Originally appeared in Florida Sportsman
Ever wonder why so many boats live in yards on trailers? Probably it’s because the buying part of the owner’s brain--responsible for imagining joy and the new boat zipping along on that first day--lost out to the witness section of his brain that watched his wife fall hard on her tailbone on the slimy boat ramp. The witness part of his brain also made a permanent recording of the savage summer rain storm with huge seas and zero visibility…his panicked children…running aground on the way back to the ramp…paying the tow boat…and so on.
As a new boat owner, the joy part of the owner's brain, with all its early promise, had considered free Coast Guard Auxiliary safe operation and coastal navigation classes, but the fun-loving, macho part of his brain said, “Hell no, not me.” Now the owner's wife won’t even push the lawn mower near the boat, and the kids always have other things to do.
Truth is, my brain also has a vicarious section that loves to plan fishing trips. I do my research months ahead, when it’s cold and windy outside. Unfortunately, my vicarious brain part doesn’t do details very well.
Case in point: I recently arrived with pals at an Abaco Island bonefish lodge to discover that the “native Bahama guides” was really just one guide, an enormous young man from the bright lights of Nassau who didn’t know a bonefish from a sand perch. The ancient 20-ft. skiff could get us to a flat to wade, but poling was impossible. Fishing “muds” was the guide’s idea of bone fishing, which he did with hand lines. It’s the least sporting way to catch a bonefish. We were waaay too snooty for that. We waded and didn’t catch many fish, but they were small.
The lodge’s dining room with spectacular water views was closed right after dinner, so we returned to our rooms to drink and tell lies. Why was the dining room closed? That night I awoke to a scurrying sound, flipped on the light and saw at the foot of my bed hundreds of cockroaches covering a box of mangoes I’d brought. The next morning I couldn’t look at the breakfast buffet. I suspect the roaches live in the refrigerator to keep cool.
My vicarious brain section was so eager to go bone fishing I’d bought every lie in the outfitter’s ad in the fly-fishing magazine. Should I have insisted on references, on talking to recent visitors to the lodge? Common sense went fishing.

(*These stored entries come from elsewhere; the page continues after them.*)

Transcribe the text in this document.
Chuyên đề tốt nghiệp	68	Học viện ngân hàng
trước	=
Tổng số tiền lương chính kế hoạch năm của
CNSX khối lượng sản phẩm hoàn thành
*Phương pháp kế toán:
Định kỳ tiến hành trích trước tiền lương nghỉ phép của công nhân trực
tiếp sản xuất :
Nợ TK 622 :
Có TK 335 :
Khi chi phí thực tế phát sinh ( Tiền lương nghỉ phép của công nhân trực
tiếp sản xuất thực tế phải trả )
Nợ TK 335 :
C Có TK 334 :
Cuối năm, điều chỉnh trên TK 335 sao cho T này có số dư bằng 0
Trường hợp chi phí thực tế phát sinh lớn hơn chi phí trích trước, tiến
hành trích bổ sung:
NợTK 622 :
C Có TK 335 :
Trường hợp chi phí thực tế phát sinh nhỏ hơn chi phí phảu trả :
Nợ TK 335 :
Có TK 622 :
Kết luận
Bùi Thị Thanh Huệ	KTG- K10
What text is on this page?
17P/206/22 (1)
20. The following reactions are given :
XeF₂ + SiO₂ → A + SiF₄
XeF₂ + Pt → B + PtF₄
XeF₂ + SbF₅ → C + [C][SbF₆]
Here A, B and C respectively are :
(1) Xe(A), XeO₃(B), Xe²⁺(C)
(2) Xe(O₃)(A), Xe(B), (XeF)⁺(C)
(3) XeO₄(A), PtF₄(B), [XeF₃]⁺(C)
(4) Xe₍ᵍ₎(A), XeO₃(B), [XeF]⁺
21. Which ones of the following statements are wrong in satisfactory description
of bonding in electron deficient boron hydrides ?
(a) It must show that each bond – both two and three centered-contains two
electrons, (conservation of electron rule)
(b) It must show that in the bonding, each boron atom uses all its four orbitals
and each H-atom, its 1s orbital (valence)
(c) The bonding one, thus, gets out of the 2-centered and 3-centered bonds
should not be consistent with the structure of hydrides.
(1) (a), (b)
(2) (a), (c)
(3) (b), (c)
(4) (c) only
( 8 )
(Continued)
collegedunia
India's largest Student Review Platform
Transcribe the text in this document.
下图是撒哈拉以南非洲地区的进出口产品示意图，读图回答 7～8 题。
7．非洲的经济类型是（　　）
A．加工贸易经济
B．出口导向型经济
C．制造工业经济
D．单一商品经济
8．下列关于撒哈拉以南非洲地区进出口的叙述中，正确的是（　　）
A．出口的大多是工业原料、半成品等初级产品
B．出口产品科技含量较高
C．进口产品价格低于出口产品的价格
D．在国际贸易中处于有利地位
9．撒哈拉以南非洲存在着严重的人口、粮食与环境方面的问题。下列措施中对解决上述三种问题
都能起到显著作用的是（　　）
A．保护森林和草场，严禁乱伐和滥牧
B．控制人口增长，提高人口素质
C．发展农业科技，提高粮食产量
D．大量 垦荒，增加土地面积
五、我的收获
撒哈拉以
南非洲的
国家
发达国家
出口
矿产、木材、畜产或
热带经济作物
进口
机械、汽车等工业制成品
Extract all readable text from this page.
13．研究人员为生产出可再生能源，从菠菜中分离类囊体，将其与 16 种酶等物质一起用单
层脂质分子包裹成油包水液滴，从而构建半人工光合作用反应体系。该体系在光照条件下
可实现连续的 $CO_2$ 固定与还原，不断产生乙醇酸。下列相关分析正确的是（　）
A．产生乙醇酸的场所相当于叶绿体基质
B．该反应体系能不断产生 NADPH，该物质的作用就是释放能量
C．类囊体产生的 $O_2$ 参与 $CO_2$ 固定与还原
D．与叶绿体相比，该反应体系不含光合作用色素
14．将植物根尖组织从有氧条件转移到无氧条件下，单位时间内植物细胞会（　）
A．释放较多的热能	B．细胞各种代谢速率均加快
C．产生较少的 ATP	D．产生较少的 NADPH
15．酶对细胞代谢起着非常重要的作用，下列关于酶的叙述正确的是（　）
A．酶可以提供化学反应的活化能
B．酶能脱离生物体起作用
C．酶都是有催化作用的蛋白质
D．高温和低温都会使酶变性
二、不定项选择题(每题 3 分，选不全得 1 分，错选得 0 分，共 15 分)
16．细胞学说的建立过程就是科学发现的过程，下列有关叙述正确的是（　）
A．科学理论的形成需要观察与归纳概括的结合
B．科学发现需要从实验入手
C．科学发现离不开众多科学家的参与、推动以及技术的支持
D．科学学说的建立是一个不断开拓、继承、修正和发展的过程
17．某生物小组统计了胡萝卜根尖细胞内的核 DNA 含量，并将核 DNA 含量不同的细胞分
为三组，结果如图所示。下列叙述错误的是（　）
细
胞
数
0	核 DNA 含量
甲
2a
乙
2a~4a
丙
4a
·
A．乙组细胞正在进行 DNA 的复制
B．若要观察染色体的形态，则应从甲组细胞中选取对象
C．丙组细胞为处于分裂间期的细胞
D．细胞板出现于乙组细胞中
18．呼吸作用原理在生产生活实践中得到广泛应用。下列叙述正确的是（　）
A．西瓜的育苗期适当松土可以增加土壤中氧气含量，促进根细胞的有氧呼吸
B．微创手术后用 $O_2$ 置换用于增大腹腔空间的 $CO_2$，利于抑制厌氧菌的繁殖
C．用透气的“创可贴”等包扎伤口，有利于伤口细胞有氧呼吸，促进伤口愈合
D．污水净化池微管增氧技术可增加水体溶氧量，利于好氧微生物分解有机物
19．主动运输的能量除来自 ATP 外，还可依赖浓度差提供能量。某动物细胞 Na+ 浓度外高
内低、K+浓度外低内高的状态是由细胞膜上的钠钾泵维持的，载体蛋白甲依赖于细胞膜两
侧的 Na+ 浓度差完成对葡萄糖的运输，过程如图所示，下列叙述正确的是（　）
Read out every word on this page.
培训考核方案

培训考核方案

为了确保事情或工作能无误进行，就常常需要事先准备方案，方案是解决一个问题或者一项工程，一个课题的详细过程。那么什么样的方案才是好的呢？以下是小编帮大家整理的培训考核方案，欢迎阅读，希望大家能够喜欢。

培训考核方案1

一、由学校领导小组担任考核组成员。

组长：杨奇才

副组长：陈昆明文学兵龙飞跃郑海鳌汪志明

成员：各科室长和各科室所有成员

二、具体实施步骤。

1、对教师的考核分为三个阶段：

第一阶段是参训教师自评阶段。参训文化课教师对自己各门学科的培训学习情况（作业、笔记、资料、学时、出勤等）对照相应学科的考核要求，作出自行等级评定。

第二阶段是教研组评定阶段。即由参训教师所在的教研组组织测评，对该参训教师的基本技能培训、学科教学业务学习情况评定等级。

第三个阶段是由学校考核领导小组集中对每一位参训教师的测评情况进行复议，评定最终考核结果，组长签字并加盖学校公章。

Trust me here. Your brain is waiting to surprise you. As it gets older, more wrinkled, the brain section that learned outdoors skills begins to weaken. The brain part that selects a long-established fishing knot will come up with a way to tie it more efficiently. All parts of your brain are on the slide when this happens, so be forewarned. The same brain part is responsible for not leaving enough of the leader’s tag end to tie a knot properly, and makes you ignore every illustration, even YouTube videos. Your cheapo brain segment produces this subtle change.
Your goin’ fishing brain part is responsible for not putting the plug in the boat and leaving your new rain jacket at home. It easily overcomes the brain part regulating caution. I’m not sure what brain section is responsible when your new super beer cooler (more expensive than your laptop and lawn mower combined), placed in the boat ever-so carefully, bounces out on I-95 in Miami’s morning rush hour. Who’s responsible for that!? Blame it on the "poop happens" part of the brain.
Fortunately, the imaginary memory part of my brain stores the catches of three permit on one day on fly in Key West—those long, perfect casts. Bonefish are in a different brain fold, but easily accessible, in there with giant Rainbow Trout and salmon on my hand-tied flies. Argentine sea-run rainbows? I can see ‘em from my armchair. Makes me want to go out in the yard and check on the boat. My memory is a wild thing. Isn’t yours?